L’attività in campo è durata diversi giorni e ha permesso di acquisire un gran numero di dati diversi e in parte complementari, con il fine di avere una documentazione quanto più esaustiva e completa possibile.
L’impiego del LiDAR su siti archeologici coperti da vegetazione, come quello indagato nel Parco Nazionale dell’Aspromonte, ha rappresentato un grande valore aggiunto per l’acquisizione di informazioni altrimenti impossibili da ottenere, permettendo di mappare una porzione di territorio di oltre 65 ettari nell’arco di pochi giorni. I dati LiDAR, elaborati con i moderni software di estrazione e classificazione per la rimozione della vegetazione, hanno permesso agli studiosi e agli archeologi coinvolti nel progetto di mappare una gran quantità di strutture invisibili tramite altri sistemi di indagine.
Le fasi di processamento sono state diverse, tutte volte a massimizzare la visibilità degli elementi di interesse archeologico e topografico. Infatti, appena acquisito, il dato LiDAR risulta estremamente complesso da comprendere poiché la nuvola di punti tridimensionale, generata dal fascio laser dello strumento, incorpora tutti gli elementi della scena registrata, come, ad esempio, suolo, vegetazione, costruzioni, etc.
La prima parte del processamento dei dati ha previsto, quindi, la classificazione dei punti relativi al suolo (denominati ‘ground’), rispetto a quelli di vegetazione (alta e bassa), costruzioni e rumore, per ottenere un modello digitale del terreno (DTM) quanto più accurato possibile.
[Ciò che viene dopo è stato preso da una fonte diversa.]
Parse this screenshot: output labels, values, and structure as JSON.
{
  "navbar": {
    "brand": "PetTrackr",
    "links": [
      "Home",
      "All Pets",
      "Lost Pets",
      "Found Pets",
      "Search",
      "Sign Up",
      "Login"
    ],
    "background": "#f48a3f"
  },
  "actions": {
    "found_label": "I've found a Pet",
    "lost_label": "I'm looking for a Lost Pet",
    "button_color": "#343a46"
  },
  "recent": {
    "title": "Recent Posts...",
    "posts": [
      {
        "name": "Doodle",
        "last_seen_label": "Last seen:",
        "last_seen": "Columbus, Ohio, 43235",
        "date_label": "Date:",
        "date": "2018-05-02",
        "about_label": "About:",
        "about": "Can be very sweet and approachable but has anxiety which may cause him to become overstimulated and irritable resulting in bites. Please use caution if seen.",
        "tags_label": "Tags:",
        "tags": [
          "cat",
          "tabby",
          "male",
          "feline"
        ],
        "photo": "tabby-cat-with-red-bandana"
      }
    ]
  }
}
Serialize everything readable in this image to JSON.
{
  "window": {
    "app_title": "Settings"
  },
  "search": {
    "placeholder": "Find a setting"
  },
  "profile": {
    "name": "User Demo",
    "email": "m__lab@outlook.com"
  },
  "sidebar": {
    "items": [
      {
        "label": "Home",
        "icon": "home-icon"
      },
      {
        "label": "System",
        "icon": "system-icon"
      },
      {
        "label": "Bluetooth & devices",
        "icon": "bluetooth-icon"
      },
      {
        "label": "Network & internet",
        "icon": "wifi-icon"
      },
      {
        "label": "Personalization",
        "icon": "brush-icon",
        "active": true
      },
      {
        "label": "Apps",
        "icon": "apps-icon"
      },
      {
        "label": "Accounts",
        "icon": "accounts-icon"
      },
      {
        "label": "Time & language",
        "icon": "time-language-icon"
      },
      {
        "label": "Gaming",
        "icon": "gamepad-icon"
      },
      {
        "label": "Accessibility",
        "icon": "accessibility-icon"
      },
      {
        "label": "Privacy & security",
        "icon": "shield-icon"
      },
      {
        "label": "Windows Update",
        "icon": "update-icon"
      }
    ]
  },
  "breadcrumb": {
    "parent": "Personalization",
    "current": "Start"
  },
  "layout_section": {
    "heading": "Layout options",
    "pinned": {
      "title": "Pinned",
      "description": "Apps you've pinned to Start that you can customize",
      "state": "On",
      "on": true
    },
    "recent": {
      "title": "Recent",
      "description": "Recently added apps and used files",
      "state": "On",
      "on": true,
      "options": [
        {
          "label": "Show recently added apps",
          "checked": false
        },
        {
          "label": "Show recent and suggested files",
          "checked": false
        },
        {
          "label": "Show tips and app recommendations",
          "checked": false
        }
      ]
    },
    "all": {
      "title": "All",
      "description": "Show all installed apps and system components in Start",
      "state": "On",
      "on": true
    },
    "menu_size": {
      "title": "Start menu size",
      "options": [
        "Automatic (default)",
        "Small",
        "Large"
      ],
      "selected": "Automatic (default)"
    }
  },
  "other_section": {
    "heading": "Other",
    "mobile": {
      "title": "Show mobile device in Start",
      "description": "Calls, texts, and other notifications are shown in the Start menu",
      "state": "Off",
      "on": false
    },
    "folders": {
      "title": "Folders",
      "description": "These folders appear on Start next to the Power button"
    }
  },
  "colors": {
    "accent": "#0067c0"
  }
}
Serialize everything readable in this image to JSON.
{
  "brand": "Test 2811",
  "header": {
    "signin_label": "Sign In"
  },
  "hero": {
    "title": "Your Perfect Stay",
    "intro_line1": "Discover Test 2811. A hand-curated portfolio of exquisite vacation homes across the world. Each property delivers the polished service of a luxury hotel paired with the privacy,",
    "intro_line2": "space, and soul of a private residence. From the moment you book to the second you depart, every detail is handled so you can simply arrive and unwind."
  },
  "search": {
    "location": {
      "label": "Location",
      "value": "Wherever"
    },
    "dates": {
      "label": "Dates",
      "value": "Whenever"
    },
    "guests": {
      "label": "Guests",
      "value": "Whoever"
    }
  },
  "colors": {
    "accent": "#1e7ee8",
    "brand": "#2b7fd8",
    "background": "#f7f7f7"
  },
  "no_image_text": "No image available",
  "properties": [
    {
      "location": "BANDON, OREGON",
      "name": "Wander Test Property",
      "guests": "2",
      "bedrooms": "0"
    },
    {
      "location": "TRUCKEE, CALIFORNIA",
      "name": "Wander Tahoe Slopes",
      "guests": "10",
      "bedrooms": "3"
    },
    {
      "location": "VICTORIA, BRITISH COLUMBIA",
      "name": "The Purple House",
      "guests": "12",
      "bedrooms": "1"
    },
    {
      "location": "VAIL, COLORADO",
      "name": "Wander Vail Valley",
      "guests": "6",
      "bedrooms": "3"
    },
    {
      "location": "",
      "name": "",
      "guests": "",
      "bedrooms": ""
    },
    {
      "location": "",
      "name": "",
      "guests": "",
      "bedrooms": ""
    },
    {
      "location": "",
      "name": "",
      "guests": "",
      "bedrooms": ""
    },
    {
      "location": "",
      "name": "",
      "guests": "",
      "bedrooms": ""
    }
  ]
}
A questa, è poi succeduta una fase di miglioramento della visibilità degli elementi di interesse archeologico, tramite una serie di operazioni volte a simulare l’interazione tra la luce solare ed il DTM, così da evidenziare concavità e convessità spesso formate da strutture o elementi sepolti.
Le indagini, coordinate sul campo dai provider E-RIHS Andrea Angelini, Daniele Ferdani e Nicola Masini del CNR ISPC, sono state avviate grazie alla collaborazione con la Soprintendenza Archeologia, Belle Arti e Paesaggio per la città metropolitana di Reggio Calabria e provincia di Vibo Valentia.
Le attività LiDAR sono state frutto dell’impegno di un gruppo di ricerca interdisciplinare del CNR ISPC composto, oltre che dai coordinatori della campagna di analisi, da Nicodemo Abate, Valentino Vitale, Antonio Minervino Amodio, Diego Ronchi e Francesco Giuri.